Brian, can you give me the phone number of the little Leprechaun that keeps dropping stuff off at your doorstep? Seems like every week you come back with just a ridiculous "see what was left at my door..." post that is just killer! In any case, the dude's ph # would be greatly appreciated. M-kay, thanks!  

CD


----------



## Bigfoot (Jun 25, 2007)

Yeah, Chris....I'm going to go ahead and ask you to move you desk down to the basement...m'kay? GRRRREEEAAAAT


----------



## Ceedee (Jun 2, 2006)

Bigfoot said:


> Yeah, Chris....I'm going to go ahead and ask you to move you desk down to the basement...m'kay? GRRRREEEAAAAT


Have you seen my stapler?

CD


----------



## Bigfoot (Jun 25, 2007)

I use to sit next to a window and there was a family of squirrels and they were married......


----------



## boomerd35 (Apr 24, 2007)

Those pics of the GOF look like they have cords coming out of the box. So powerful, you gotta keep em charged up, eh? Nice!


----------



## stlcards (Sep 14, 2007)

I am definitely in the wrong business lol.


----------



## cybervee-cl (Oct 24, 2007)

Stogie said:


> Wow I was reading a story about how the God Of Fire was created and I never knew the story before. Very interesting and that is a treat!

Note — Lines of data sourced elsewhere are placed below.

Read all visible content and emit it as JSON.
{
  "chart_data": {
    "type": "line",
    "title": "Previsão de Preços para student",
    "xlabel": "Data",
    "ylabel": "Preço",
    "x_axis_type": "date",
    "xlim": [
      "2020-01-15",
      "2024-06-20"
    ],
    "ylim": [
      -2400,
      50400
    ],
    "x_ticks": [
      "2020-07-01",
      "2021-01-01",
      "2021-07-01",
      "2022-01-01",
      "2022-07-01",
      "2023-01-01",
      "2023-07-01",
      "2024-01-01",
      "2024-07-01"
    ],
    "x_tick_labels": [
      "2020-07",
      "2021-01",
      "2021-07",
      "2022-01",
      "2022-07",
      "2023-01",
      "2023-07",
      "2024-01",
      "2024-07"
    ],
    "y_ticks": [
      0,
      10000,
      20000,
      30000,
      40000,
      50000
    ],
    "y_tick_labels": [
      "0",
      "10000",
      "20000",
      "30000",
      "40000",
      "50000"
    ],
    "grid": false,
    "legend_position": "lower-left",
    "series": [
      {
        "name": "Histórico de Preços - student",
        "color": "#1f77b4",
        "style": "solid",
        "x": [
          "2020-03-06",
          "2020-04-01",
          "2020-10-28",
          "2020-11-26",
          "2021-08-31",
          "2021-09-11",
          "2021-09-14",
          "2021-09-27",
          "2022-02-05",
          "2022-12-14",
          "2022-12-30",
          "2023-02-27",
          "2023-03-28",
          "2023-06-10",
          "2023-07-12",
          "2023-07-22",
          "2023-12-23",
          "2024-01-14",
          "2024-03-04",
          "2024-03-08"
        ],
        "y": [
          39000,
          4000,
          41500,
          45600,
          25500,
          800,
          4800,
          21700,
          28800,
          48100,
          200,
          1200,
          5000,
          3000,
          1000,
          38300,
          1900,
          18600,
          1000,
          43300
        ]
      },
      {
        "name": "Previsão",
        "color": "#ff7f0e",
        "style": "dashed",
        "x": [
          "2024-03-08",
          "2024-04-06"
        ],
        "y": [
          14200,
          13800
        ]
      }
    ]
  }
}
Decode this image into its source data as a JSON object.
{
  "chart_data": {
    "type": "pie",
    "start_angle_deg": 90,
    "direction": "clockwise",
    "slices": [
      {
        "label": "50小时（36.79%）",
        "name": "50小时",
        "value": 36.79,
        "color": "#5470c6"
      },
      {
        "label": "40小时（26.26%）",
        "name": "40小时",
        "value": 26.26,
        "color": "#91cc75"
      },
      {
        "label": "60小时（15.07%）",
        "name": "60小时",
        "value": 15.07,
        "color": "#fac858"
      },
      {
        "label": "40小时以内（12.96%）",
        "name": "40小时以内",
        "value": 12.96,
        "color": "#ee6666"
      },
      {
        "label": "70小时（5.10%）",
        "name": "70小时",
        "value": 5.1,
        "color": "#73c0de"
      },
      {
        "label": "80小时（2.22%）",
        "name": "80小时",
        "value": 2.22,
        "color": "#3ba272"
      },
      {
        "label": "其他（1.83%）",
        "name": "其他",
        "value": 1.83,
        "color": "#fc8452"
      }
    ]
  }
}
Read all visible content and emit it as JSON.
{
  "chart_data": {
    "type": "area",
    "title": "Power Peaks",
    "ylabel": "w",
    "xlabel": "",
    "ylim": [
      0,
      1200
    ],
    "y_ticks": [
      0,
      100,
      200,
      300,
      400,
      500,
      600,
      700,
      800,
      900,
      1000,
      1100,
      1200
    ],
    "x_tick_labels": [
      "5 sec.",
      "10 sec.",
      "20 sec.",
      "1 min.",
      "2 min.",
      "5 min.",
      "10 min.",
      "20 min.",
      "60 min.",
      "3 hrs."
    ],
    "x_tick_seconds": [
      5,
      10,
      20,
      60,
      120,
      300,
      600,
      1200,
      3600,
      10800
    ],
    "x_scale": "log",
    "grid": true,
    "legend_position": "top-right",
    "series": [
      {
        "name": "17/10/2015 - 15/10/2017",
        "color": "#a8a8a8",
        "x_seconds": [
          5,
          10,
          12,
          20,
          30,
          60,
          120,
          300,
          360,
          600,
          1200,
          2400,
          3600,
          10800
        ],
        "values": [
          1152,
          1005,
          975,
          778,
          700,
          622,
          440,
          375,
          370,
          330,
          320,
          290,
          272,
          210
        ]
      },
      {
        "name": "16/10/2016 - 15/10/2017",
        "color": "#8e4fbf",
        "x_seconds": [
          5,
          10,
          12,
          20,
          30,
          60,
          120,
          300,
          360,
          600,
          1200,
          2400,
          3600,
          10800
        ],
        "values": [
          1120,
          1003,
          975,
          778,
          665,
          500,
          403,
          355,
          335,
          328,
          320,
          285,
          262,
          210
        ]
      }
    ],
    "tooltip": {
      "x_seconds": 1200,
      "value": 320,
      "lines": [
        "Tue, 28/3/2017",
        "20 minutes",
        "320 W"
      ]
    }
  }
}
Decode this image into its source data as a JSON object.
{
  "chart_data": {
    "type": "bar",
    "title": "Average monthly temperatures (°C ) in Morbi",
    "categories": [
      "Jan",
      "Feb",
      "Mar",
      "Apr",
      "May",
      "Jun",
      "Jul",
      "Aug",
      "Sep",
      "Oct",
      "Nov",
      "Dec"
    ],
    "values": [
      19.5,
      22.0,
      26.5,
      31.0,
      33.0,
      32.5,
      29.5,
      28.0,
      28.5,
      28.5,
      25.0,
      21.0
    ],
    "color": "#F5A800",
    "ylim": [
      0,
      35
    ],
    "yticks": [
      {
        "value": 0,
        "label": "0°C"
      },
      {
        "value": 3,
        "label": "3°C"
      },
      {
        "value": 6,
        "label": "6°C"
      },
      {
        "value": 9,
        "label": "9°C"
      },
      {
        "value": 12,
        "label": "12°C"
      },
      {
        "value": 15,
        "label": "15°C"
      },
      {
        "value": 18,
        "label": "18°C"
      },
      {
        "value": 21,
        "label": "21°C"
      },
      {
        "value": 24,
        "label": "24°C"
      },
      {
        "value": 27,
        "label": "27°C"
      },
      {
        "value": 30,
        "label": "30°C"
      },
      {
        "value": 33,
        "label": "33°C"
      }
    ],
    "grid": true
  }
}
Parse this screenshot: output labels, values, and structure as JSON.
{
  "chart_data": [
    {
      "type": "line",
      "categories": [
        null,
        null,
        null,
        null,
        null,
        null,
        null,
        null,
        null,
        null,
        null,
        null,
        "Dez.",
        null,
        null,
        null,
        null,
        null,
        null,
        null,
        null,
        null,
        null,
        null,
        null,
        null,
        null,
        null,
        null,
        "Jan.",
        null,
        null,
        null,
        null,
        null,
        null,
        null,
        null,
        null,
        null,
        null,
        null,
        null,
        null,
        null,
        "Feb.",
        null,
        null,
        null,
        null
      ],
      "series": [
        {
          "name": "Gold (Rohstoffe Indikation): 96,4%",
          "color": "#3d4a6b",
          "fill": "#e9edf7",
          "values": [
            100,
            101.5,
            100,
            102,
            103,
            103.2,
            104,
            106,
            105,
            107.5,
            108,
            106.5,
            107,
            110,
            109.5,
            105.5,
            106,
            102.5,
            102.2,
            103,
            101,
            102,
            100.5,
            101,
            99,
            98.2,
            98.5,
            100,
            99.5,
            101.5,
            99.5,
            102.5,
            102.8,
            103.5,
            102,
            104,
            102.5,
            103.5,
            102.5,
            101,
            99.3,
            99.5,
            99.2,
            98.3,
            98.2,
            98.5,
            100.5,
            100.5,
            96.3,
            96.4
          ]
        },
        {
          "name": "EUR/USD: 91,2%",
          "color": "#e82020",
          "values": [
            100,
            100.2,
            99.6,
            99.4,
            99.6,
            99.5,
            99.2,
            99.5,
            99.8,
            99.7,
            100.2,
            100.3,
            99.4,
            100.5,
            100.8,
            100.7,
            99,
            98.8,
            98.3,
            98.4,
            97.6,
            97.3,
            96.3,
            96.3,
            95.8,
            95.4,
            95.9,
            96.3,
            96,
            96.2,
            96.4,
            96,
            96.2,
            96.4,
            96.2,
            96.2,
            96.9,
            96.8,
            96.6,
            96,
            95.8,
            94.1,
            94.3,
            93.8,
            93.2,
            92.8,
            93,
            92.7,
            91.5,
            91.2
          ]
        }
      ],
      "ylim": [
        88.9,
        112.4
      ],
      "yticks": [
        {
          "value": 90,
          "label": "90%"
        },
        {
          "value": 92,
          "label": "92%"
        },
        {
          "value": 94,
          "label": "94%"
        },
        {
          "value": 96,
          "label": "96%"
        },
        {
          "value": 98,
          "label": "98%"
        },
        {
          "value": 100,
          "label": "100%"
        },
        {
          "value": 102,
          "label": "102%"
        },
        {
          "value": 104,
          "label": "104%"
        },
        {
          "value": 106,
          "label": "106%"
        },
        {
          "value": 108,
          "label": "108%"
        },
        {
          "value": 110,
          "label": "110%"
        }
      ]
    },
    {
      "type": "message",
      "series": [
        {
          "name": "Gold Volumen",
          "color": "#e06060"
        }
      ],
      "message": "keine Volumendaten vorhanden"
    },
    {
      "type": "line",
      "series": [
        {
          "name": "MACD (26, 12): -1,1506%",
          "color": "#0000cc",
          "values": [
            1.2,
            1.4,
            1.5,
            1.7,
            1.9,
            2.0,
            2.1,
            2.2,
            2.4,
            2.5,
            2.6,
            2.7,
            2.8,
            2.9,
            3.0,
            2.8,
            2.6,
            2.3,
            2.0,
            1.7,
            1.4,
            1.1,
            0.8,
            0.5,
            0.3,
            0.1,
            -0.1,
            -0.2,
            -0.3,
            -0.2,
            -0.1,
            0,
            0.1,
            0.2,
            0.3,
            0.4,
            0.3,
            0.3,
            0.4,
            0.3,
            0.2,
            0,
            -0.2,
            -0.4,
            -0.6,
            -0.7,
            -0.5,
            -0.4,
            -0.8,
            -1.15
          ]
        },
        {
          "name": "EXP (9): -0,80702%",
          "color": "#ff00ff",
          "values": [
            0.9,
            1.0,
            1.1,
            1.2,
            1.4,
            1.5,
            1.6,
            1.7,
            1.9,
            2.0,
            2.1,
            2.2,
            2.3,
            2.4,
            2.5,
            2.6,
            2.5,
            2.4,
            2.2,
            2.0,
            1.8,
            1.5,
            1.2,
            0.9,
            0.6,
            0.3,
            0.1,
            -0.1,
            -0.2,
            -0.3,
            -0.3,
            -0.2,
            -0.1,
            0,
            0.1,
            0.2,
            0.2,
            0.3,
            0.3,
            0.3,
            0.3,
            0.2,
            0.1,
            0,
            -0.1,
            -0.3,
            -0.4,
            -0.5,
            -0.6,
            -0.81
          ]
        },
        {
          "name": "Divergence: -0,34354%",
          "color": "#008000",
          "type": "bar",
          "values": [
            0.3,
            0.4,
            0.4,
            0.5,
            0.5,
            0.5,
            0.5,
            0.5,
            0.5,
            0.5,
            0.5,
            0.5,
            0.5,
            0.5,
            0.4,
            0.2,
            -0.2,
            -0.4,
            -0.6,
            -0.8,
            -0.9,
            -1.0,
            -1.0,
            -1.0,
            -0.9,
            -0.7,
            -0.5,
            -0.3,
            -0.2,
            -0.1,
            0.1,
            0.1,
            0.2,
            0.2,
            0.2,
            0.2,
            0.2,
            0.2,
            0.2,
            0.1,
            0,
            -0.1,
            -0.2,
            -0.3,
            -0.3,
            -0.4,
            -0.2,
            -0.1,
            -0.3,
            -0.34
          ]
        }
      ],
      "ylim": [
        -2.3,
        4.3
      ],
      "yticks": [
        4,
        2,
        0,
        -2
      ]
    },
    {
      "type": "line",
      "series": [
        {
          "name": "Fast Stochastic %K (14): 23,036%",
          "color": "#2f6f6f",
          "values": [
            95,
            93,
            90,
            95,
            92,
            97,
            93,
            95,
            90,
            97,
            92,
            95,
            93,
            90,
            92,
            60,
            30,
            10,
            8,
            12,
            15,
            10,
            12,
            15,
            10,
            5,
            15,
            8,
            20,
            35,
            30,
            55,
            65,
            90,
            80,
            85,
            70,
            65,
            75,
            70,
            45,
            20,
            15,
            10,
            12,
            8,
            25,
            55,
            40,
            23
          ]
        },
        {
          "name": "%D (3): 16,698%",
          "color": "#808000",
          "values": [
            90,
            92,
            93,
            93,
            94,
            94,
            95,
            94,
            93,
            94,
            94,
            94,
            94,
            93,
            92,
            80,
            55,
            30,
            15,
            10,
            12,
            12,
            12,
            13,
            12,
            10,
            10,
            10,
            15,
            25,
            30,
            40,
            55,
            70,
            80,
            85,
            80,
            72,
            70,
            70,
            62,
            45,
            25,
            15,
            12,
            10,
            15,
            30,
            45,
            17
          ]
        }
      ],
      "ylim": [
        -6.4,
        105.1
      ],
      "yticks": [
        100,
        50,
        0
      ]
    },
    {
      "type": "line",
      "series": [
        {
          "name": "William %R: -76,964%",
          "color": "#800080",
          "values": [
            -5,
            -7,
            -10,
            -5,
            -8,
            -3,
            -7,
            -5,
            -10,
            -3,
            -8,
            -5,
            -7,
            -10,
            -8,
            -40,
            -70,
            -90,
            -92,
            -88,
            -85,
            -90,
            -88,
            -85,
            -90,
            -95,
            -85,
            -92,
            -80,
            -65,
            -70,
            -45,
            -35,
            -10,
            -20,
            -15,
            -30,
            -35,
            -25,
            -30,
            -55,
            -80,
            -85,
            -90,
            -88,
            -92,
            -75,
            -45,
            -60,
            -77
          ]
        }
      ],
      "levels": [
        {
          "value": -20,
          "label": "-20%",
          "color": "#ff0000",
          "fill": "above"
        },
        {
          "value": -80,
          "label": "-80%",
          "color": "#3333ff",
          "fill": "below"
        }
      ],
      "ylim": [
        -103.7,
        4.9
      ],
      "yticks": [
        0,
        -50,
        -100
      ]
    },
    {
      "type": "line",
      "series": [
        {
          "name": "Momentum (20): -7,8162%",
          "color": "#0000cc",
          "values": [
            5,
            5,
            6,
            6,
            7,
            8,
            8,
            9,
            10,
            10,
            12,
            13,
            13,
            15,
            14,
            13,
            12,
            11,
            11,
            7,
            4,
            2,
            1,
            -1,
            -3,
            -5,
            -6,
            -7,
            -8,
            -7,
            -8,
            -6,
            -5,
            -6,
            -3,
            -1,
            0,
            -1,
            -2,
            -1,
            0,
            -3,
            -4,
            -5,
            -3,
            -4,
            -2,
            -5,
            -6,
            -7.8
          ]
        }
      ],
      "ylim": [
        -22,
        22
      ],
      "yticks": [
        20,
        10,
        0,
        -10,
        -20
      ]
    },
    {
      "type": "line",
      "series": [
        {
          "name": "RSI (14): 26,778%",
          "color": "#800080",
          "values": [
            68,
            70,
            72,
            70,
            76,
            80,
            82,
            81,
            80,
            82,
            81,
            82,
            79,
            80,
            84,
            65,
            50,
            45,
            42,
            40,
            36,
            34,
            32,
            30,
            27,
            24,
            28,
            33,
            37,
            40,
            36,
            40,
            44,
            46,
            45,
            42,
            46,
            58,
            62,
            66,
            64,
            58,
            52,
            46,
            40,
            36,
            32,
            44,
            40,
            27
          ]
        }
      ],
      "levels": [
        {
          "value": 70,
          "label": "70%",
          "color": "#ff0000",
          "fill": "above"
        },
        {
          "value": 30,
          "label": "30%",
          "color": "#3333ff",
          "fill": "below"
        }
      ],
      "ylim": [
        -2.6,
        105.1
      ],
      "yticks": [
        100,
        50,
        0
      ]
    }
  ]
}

Do you have a link to that story?


----------



## jitzy (Jan 7, 2007)

Oh my god I had my god of fire for new years and I have to say it was one of the best cigars I had in a long time, Im sure your gonna love them I let mine sleep for a couple of years let them rest a while and enjoy.


----------



## terrasco-cl (Mar 4, 2007)

Man, Brian! You are a very lucky man!


----------



## Mtmouse (Jun 11, 2007)

Nice pick up, Brian.


----------



## tekeeladude-cl (Mar 13, 2007)

Wow! That is a very nice selection.


----------



## Itsme-Speedy-G (Aug 20, 2007)

You're killing me Smalls


----------



## sofaman (Jun 20, 2007)

Thats one tasty package


----------



## tx_tuff (Jun 16, 2007)

Another great pick up Brian!


----------



## mhlatke (Oct 13, 2007)

Excellent pick-up. Seriously great sticks!


----------



## Matt257 (Jan 3, 2008)

Wow nice pick up, those God Of Fire look amazing. Hope you enjoy them


----------



## patefengreen (Sep 27, 2007)

We need to stake out your front door!  Very nice Brian.


----------



## Avs Fan (Oct 28, 2007)

Man all the stuff you have been getting lately is even making my wallet shrink:lol: thats some fine looking smokes!


----------



## FunkyCold5 (May 15, 2007)

OMG! You are pimp!


----------



## mjohnsoniii (Sep 9, 2007)

<------fainted


----------



## chubzerous (Jun 9, 2007)

That is simply beautiful!


----------



## GoinFerSmoke (Jan 1, 2007)

I am going to have to confiscate your little pile of riches...

You have gone over your allowed maximum!


----------



## Lok17 (Jul 31, 2007)

This guy gets more cigars...


----------



## Bigfoot (Jun 25, 2007)

More came today, will post soon!


----------



## happy1 (Jun 29, 2007)

You lucky bastige :lol:


----------